This Post Marketing Surveillance study will be performed as an open-label, prospective, non-interventional, uncontrolled study in Human immunodeficit Virus-1 (HIV-1) infected patients. Data will only be documented in patients for whom a pharmacotherapy with nevirapine extended release is initiated. Both anti-retroviral therapy (ART) naïve patients and pre-treated patients switching from nevirapine immediate release or other anti-retroviral therapy (ART) will be included in the study. The decision to initiate treatment with nevirapine extended release is independent of this study and is based entirely on individual patient need and the judgement of the treating physician. The aim of the study is to assess the safety and efficacy and treatment adherence of nevirapine extended release in HIV-1 infected patients in routine clinical practice. It is planned to document five visits for each patient over a twenty four week observational period.
Study Design: non-interventional uncontrolled observational study
Study Type
OBSERVATIONAL
Enrollment
398
Boehringer Ingelheim Investigational Site 6
Graz, Austria
Boehringer Ingelheim Investigational Site 5
Salzburg, Austria
Boehringer Ingelheim Investigational Site 1
Vienna, Austria
Boehringer Ingelheim Investigational Site 2
Vienna, Austria
Boehringer Ingelheim Investigational Site 3
Vienna, Austria
Boehringer Ingelheim Investigational Site 4
Wels, Austria
Boehringer Ingelheim Investigational Site 7
Bialystok, Poland
Boehringer Ingelheim Investigational Site 8
Bialystok, Poland
Boehringer Ingelheim Investigational Site 10
Bydgoszcz, Poland
Boehringer Ingelheim Investigational Site 9
Bydgoszcz, Poland
...and 43 more locations
Number of Patients Reporting Non-serious Adverse Events, Serious Adverse Events, and Non-serious and Serious Adverse Events Leading to Treatment Discontinuation
The primary endpoint is to evaluate the safety of a highly active antiretroviral therapy (HAART) that includes nevirapine extended release in routine clinical practice which is to assess the number of patients reporting non-serious adverse events (nSAEs), the number of patients with serious adverse events (SAE), the number of patients with non-serious adverse events leading to treatment discontinuation, and the number of patients with serious adverse events leading to discontinuation.
Time frame: up to 72 weeks
Number of Patients Reporting Rash of Any Severity
Number of patients reporting rash of any severity as adverse event
Time frame: up to 72 weeks
Number of Patients Reporting Hepatic Events
Number of patients reporting hepatic events either as adverse event (AE) or as laboratory abnormality of Grade 1 to Grade 4 in aspartate aminotransferase (AST), alanine transaminase (ALT), Gamma-Glutamyl-Transferase (Gamma-GT) and bilirubin.

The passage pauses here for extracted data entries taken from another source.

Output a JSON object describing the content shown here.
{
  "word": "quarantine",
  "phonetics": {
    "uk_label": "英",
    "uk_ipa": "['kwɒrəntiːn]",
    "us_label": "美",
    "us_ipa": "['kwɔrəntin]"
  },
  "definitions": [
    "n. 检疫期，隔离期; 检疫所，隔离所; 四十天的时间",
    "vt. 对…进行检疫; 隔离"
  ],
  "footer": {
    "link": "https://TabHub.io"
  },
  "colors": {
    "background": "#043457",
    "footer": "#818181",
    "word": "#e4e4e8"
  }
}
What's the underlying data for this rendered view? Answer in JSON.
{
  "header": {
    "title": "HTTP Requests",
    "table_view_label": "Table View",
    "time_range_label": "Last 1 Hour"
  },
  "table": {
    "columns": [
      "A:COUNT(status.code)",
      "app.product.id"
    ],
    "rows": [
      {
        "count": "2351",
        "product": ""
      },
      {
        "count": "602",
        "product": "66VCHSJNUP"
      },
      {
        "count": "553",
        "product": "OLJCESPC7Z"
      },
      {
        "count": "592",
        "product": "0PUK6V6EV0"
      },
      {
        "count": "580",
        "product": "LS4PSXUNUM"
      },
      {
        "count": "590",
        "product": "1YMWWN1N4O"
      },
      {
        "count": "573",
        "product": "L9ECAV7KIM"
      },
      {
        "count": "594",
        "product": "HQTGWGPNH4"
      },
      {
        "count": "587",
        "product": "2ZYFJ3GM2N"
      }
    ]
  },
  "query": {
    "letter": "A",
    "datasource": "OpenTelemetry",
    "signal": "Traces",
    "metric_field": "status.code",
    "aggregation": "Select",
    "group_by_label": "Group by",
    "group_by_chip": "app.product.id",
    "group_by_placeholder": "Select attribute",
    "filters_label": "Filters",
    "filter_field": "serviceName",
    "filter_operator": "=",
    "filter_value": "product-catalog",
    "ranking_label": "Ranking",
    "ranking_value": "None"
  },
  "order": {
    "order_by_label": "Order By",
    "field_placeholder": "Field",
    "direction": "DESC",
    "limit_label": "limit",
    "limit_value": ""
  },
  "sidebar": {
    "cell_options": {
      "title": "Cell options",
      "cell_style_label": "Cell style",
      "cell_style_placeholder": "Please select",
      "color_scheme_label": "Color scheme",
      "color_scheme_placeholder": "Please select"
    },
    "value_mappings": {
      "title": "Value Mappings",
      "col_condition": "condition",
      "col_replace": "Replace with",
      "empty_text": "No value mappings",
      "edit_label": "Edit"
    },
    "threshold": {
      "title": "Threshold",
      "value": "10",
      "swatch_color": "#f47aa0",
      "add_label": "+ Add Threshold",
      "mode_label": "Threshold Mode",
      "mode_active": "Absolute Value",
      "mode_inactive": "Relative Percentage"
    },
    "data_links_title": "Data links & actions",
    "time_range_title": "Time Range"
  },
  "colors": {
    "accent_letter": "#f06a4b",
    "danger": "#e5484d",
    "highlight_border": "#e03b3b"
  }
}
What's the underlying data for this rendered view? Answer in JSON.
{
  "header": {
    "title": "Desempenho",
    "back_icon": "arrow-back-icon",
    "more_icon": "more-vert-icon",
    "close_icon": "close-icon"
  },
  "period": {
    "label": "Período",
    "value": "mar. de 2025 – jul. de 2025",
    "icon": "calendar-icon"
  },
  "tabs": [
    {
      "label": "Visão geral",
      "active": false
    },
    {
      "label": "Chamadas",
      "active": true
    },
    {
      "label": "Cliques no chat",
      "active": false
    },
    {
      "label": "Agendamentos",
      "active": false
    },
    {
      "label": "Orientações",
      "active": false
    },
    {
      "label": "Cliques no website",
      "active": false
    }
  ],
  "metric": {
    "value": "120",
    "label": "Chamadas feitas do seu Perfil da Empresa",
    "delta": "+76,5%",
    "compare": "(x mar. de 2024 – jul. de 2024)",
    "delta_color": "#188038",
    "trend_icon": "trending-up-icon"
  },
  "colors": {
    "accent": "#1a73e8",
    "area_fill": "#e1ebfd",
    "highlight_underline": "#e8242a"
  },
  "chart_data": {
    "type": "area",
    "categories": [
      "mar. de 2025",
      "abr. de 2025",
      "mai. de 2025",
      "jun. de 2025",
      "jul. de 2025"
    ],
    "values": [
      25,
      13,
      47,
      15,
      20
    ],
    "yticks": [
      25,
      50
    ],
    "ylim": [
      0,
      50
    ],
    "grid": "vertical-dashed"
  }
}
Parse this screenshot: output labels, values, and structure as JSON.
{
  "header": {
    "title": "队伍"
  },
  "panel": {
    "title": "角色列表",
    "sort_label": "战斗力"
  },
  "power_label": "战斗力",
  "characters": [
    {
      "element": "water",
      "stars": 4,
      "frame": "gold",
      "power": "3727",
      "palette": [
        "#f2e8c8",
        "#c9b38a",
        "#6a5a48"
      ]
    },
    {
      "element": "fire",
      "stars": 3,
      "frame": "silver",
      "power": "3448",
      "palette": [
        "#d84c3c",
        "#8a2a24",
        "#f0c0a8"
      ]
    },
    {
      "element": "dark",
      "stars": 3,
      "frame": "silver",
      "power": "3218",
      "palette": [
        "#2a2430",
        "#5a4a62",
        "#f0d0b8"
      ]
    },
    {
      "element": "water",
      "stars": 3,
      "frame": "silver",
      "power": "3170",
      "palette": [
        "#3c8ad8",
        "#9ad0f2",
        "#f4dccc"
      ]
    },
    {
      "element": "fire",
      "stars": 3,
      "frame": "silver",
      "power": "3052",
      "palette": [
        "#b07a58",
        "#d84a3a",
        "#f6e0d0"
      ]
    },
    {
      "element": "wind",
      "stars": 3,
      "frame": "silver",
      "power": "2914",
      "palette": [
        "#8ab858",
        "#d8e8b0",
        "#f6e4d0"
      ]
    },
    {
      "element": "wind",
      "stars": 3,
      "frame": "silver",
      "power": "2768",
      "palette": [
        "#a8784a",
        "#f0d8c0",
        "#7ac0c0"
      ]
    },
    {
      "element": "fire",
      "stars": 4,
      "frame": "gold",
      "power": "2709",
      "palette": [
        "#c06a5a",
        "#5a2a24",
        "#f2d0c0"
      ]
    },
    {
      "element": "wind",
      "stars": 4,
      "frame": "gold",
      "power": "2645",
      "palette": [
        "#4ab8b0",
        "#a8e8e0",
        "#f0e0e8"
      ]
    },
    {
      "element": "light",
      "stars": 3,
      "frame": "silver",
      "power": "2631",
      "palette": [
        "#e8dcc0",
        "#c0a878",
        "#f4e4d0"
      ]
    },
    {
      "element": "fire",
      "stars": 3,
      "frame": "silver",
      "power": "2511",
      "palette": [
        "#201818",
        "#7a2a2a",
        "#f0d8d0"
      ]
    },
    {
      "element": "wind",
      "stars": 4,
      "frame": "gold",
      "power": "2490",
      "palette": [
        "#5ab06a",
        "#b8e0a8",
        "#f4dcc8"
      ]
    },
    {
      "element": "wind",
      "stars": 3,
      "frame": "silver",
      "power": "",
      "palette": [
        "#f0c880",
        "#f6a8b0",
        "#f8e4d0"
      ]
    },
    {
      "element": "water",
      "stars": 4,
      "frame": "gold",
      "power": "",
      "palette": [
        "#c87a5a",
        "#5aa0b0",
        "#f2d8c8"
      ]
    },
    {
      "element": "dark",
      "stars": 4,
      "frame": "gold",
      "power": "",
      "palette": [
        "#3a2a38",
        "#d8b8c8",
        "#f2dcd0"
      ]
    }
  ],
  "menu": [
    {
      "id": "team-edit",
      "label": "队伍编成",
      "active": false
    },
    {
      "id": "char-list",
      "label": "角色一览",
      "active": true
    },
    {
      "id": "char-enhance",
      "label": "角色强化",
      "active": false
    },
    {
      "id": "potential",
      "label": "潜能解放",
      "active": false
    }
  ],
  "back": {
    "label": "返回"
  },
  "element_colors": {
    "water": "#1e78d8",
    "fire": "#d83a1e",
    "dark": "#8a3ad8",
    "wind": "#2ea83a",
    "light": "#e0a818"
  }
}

Time frame: up to 72 weeks
Number of Patients With Virologic Response at Week 24 (Viral Load <50 Copies/mL)
Virologic response is defined as confirmed Human Immunodeficiency Virus (HIV) viral load of \< 50 copies/mL (at two consecutive measurements after baseline) up to week 24 and without subsequent rebound or change of anti-retroviral (ARV) therapy up to week 24. A rebound is defined as two consecutive measurements of viral load (VL) ≥ 50 copies/mL, at least two weeks apart, after two consecutive measurements of VL\< 50 copies/mL. A change of ARV therapy is defined as a permanent discontinuation of nevirapine extended release, addition of new ARV drugs, or alteration in background therapy. A change in the background therapy due to toxicity or intolerance is not considered as treatment failure. If no follow-up viral load was available the virologic response is Missing.
Time frame: 24 weeks
Change in CD4+ Cell Count From Baseline to Week 24
The change in the Cluster of differentiation 4 (CD4+) cell count from baseline after 24 weeks was calculated by subtracting the baseline value from the value after 24 weeks. Therefore, a positive change represents an increase in CD4+ cell count.
Time frame: baseline and week 24
Change in Morisky Medication Adherence Scale Score From Baseline to 24 Weeks
The Morisky Medication Adherence scale (MMAS-8 scale) is a recognized indicator of medication adherence, consisting of 8 questions with a sum score ranging between 0 and 8 points. The higher score indicates higher adherence to the prescribed therapy recommendation. It has been agreed that the score of 8 could be categorized as having high adherence, score between 6 and 7 as medium adherence and scores of 5 and less as low adherence. The change is presented as the score after 24 weeks minus the score at baseline. Therefore, a positive change score reflects an improvement in the adherence.
Time frame: baseline and week 24
Number of Patients Reporting Once Daily Nevirapine Intake More Convenient Than Twice Daily Formulation
The number of patients reporting that they find the once daily nevirapine intake more / very much more convenient than the twice daily formulation.